A lei estabelece um mínimo de 30% de mulheres nas disputas pelos legislativos, com o mesmo patamar de destinação de verbas das legendas. A eleição deste ano é a primeira em que o Tribunal Superior Eleitoral (TSE) analisará casos suspeitos de burla a essa norma para identificar indícios de candidaturas femininas laranjas. Ou seja: o registro de uma mulher apenas para cumprir a cota.
Para a cientista política Karol Cavalcante, mesmo após mais de 15 anos da aprovação da lei que obriga os partidos a preencherem o mínimo de 30% de candidaturas femininas, eles seguem usando candidaturas de fachada.
“Em mais de 700 municípios brasileiros pelo menos um partido ou federação sequer cumpriu a cota de gênero nestas eleições. Pelo menos 759 candidatas a vereadoras registradas pelos partidos não tiveram nem o próprio voto e mais de 30 mil tiveram até 10 votos”, revela Cavalcante, que conclui que essas candidaturas não disputaram o processo eleitoral efetivamente.
Para combater as candidaturas laranjas femininas, a cientista política defende um sistema eleitoral com reserva de cadeiras. “Nesse modelo, os partidos não precisariam se preocupar em preencher vagas e sim em estimular a competição entre as que verdadeiramente estão na disputa”, explica.

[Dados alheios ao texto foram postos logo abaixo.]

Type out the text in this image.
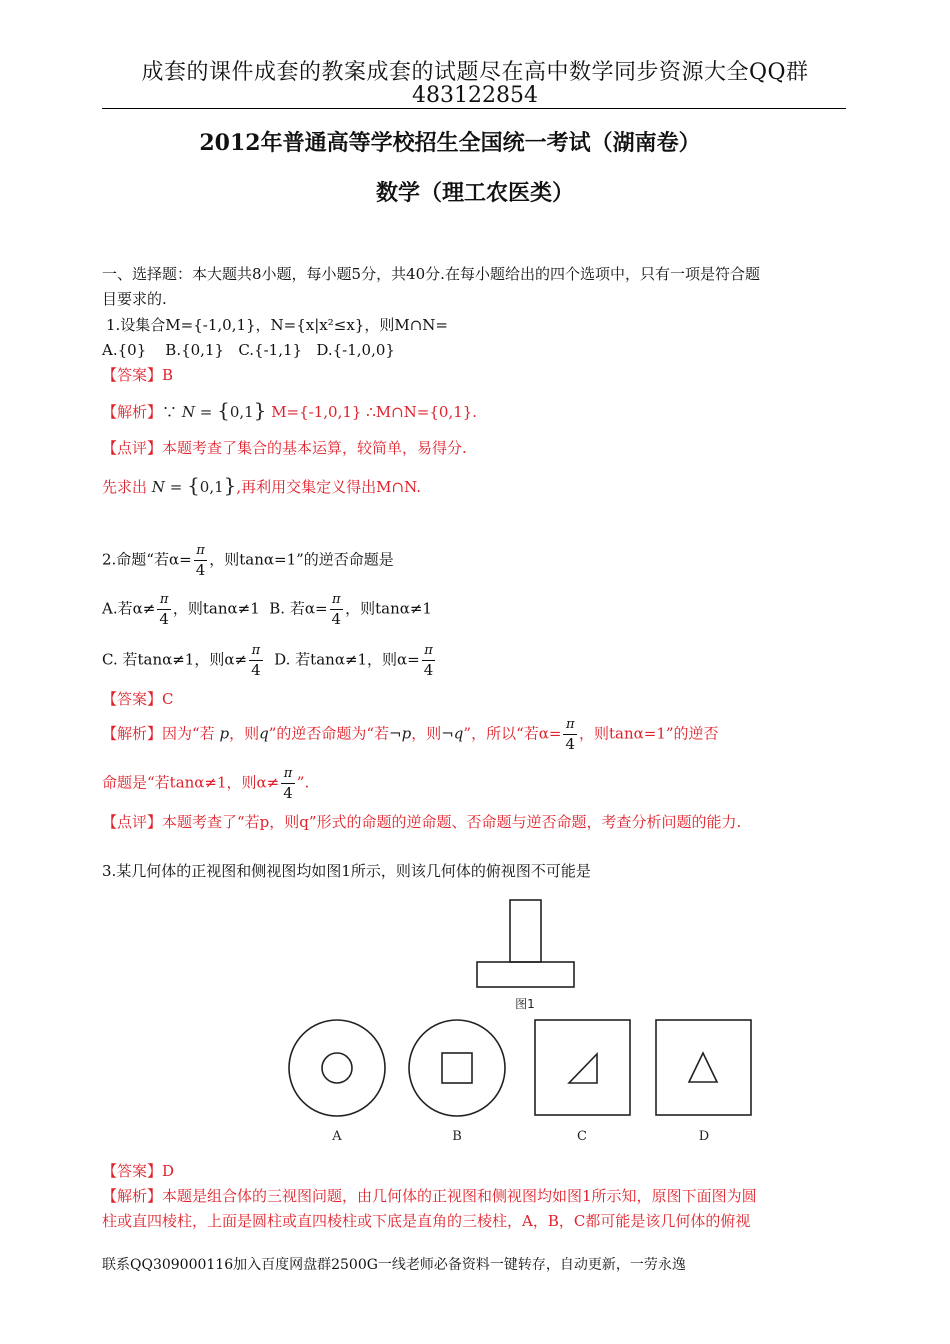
成套的课件成套的教案成套的试题尽在高中数学同步资源大全QQ群
483122854
2012年普通高等学校招生全国统一考试（湖南卷）
数学（理工农医类）
一、选择题：本大题共8小题，每小题5分，共40分.在每小题给出的四个选项中，只有一项是符合题
目要求的.
1.设集合M={-1,0,1}，N={x|x²≤x}，则M∩N=
A.{0}    B.{0,1}   C.{-1,1}   D.{-1,0,0}
【答案】B
【解析】∵ N = {0,1} M={-1,0,1} ∴M∩N={0,1}.
【点评】本题考查了集合的基本运算，较简单，易得分.
先求出 N = {0,1},再利用交集定义得出M∩N.
2.命题“若$\alpha= \frac{\pi}{4}$ ，则tanα=1”的逆否命题是
A.若$\alpha\ne \frac{\pi}{4}$ ，则tanα≠1 B. 若$\alpha= \frac{\pi}{4}$ ，则tanα≠1
C. 若tanα≠1，则$\alpha\ne \frac{\pi}{4} D$. 若tanα≠1，则$\alpha= \frac{\pi}{4}$
【答案】C
【解析】因为“若 p，则q”的逆否命题为“若¬p，则¬q”，所以“若$\alpha= \frac{\pi}{4}$ ，则tanα=1”的逆否
命题是“若tanα≠1，则$\alpha\ne \frac{\pi}{4}$ ”.
【点评】本题考查了“若p，则q”形式的命题的逆命题、否命题与逆否命题，考查分析问题的能力.
3.某几何体的正视图和侧视图均如图1所示，则该几何体的俯视图不可能是
图1
A	B	C	D
【答案】D
【解析】本题是组合体的三视图问题，由几何体的正视图和侧视图均如图1所示知，原图下面图为圆
柱或直四棱柱，上面是圆柱或直四棱柱或下底是直角的三棱柱，A，B，C都可能是该几何体的俯视
联系QQ309000116加入百度网盘群2500G一线老师必备资料一键转存，自动更新，一劳永逸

Enquanto isso não ocorre, Cavalcante defende que o ideal é endurecer a fiscalização e punição aos partidos políticos que insistem em cometer esse tipo de irregularidade.

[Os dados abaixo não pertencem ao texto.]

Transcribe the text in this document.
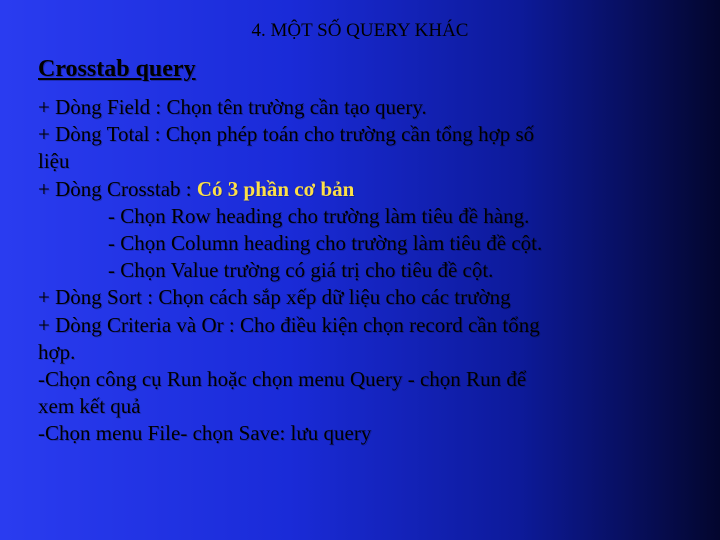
4. MỘT SỐ QUERY KHÁC
Crosstab query
+ Dòng Field : Chọn tên trường cần tạo query.
+ Dòng Total : Chọn phép toán cho trường cần tổng hợp số
liệu
+ Dòng Crosstab : Có 3 phần cơ bản
- Chọn Row heading cho trường làm tiêu đề hàng.
- Chọn Column heading cho trường làm tiêu đề cột.
- Chọn Value trường có giá trị cho tiêu đề cột.
+ Dòng Sort : Chọn cách sắp xếp dữ liệu cho các trường
+ Dòng Criteria và Or : Cho điều kiện chọn record cần tổng
hợp.
-Chọn công cụ Run hoặc chọn menu Query - chọn Run để
xem kết quả
-Chọn menu File- chọn Save: lưu query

Desafios para ter mais mulheres na política
Para Karol Cavalcante, é preciso estimular as mulheres a participarem da vida política. “Para isso é necessário que os partidos políticos se apresentem como espaços atrativos e acolhedores. Não é possível falar em envolver as mulheres na atividade política sem falar na política de cuidados e na divisão do trabalho”, afirma.
A cientista política explica que, no geral, o cuidado com os filhos e o trabalho doméstico recaem sobre as mulheres. Dessa forma, a falta de tempo é um dos principais motivos para que elas não participem de forma ativa da política.

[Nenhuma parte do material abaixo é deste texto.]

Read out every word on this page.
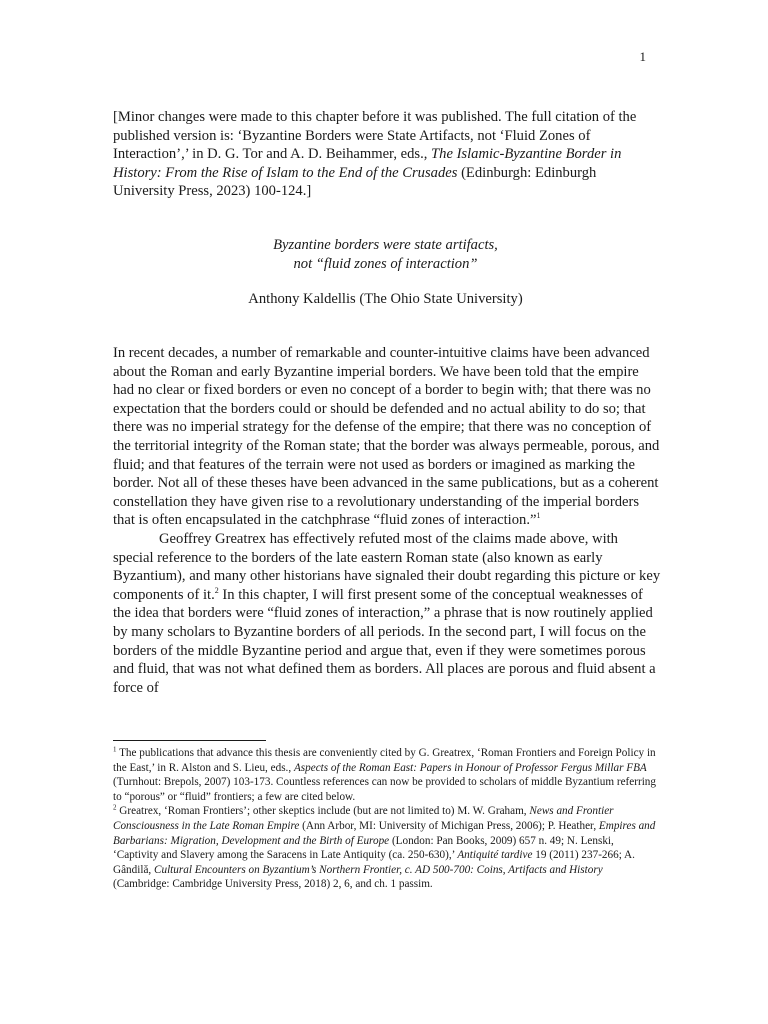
1

[Minor changes were made to this chapter before it was published. The full citation of the published version is: ‘Byzantine Borders were State Artifacts, not ‘Fluid Zones of Interaction’,’ in D. G. Tor and A. D. Beihammer, eds., The Islamic-Byzantine Border in History: From the Rise of Islam to the End of the Crusades (Edinburgh: Edinburgh University Press, 2023) 100-124.]

Byzantine borders were state artifacts,
not “fluid zones of interaction”

Anthony Kaldellis (The Ohio State University)

In recent decades, a number of remarkable and counter-intuitive claims have been advanced about the Roman and early Byzantine imperial borders. We have been told that the empire had no clear or fixed borders or even no concept of a border to begin with; that there was no expectation that the borders could or should be defended and no actual ability to do so; that there was no imperial strategy for the defense of the empire; that there was no conception of the territorial integrity of the Roman state; that the border was always permeable, porous, and fluid; and that features of the terrain were not used as borders or imagined as marking the border. Not all of these theses have been advanced in the same publications, but as a coherent constellation they have given rise to a revolutionary understanding of the imperial borders that is often encapsulated in the catchphrase “fluid zones of interaction.”$^1$

Geoffrey Greatrex has effectively refuted most of the claims made above, with special reference to the borders of the late eastern Roman state (also known as early Byzantium), and many other historians have signaled their doubt regarding this picture or key components of it.$^2$ In this chapter, I will first present some of the conceptual weaknesses of the idea that borders were “fluid zones of interaction,” a phrase that is now routinely applied by many scholars to Byzantine borders of all periods. In the second part, I will focus on the borders of the middle Byzantine period and argue that, even if they were sometimes porous and fluid, that was not what defined them as borders. All places are porous and fluid absent a force of

$^1$ The publications that advance this thesis are conveniently cited by G. Greatrex, ‘Roman Frontiers and Foreign Policy in the East,’ in R. Alston and S. Lieu, eds., Aspects of the Roman East: Papers in Honour of Professor Fergus Millar FBA (Turnhout: Brepols, 2007) 103-173. Countless references can now be provided to scholars of middle Byzantium referring to “porous” or “fluid” frontiers; a few are cited below.

$^2$ Greatrex, ‘Roman Frontiers’; other skeptics include (but are not limited to) M. W. Graham, News and Frontier Consciousness in the Late Roman Empire (Ann Arbor, MI: University of Michigan Press, 2006); P. Heather, Empires and Barbarians: Migration, Development and the Birth of Europe (London: Pan Books, 2009) 657 n. 49; N. Lenski, ‘Captivity and Slavery among the Saracens in Late Antiquity (ca. 250-630),’ Antiquité tardive 19 (2011) 237-266; A. Gândilă, Cultural Encounters on Byzantium’s Northern Frontier, c. AD 500-700: Coins, Artifacts and History (Cambridge: Cambridge University Press, 2018) 2, 6, and ch. 1 passim.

“É preciso um conjunto de medidas como: 1) Atividades políticas que ofereçam creche para que elas possam participar e levar seus filhos; 2) Horários de reuniões que sejam mais flexíveis; 3) Atividades políticas realizadas mais próximo dos locais de moradia e não apenas em determinada região específica. Essas, entre outras medidas, podem ser tomadas a fim de garantir uma maior participação”, enumera Karol Cavalcante.
Além de tudo, o sistema eleitoral precisa de mudanças concretas para aumentar a participação feminina. Para isso, segundo a cientista política, é necessário que as mulheres deixem de ser apenas estimuladas a colocarem os nomes nas listas de candidatas.
“É necessário garantir expectativas reais de que elas sejam eleitas e nesse sentido é muito importante a reserva de cadeiras no parlamento para mulheres. Foi com esse tipo de medida que diversos países no mundo aumentaram efetivamente a presença de mulheres no parlamento”, aponta Cavalcante.
Além do mais, a mestre em Ciência Política diz que é preciso maior rigor na aplicação do Fundo Especial de Financiamento de Campanha (FEFC) destinado aos partidos políticos. O objetivo é investir em candidaturas de mulheres e na aplicação dos 5% do fundo partidário destinado para estimular a participação feminina na política.
“Não adianta prever em Lei o mínimo de recursos financeiros se os partidos não aplicarem. Nesse sentido, o TSE tem um papel importantíssimo em fiscalizar e punir episódios de desvio de finalidade desses recursos”, avalia.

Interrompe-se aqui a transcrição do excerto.